When asked about whether Weiser Family Farms was profitable, Alex said, “It’s a struggle. Farming’s risky. We have good years and bad years. We’ve always seemed to survive, even during the bad years. That’s why it’s good to be diversified.”
A Look Back to the Early Days
Times were especially tough in the farm’s early years for Alex’s father and Weiser Family Farms founder Sid Weiser, a high school chemistry teacher who left his job in 1977 to start an apple farm in Tehachapi, CA. Repeated bouts with bad weather in the farm’s first few years of operation almost bankrupted the family. Resourcefulness and determination led them to persevere and diversify their product offering to include potatoes and other specialty crops.

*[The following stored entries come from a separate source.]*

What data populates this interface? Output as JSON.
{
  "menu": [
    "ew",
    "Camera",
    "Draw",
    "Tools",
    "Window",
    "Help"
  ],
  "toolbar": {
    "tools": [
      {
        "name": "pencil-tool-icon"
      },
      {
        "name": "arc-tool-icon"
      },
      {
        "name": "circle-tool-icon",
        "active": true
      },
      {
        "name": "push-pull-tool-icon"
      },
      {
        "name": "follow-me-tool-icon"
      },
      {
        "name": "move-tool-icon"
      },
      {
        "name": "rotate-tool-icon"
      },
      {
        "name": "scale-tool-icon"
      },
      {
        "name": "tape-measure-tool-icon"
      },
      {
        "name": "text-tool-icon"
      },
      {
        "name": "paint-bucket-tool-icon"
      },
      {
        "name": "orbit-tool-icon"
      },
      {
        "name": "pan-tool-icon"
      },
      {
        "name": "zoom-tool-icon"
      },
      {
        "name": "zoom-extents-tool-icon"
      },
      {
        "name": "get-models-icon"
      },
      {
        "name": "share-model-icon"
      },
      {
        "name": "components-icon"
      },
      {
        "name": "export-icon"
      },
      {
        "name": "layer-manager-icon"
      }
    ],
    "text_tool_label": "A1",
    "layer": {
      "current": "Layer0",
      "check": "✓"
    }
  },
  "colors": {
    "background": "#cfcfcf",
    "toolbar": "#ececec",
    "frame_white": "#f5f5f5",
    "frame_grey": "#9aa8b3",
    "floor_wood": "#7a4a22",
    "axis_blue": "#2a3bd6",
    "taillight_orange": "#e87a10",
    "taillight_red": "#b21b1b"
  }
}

Then, in the ‘80s, along with the growth of California cuisine, (a style of cuisine pioneered by Alice Waters that makes use of fresh and local ingredients), farmer’s markets like the one in Santa Monica, CA (“ground zero in the food scene,” as Alex puts it) began to gain in popularity among specialty distributors, chefs and local consumers. Weiser Family Farms’ met this growing demand early on and has since carved out a revenue-generating niche for its diversified and seasonal product offering. Today, Weiser Family Farm’s is a fixture at farmers markets across Southern California, appealing to customers who care about the quality and freshness of food that they eat as well as the sustainable growing methods that were used to produce it.
“We’ve been sustainable for a long time,” said Alex. “I have high hopes for this year.” Things are indeed looking bright for Weiser Family Farms, and in about two weeks its first crop of Arava and French orange melons will hit local farmers market stands. If you live in the Southern California area, don’t miss out!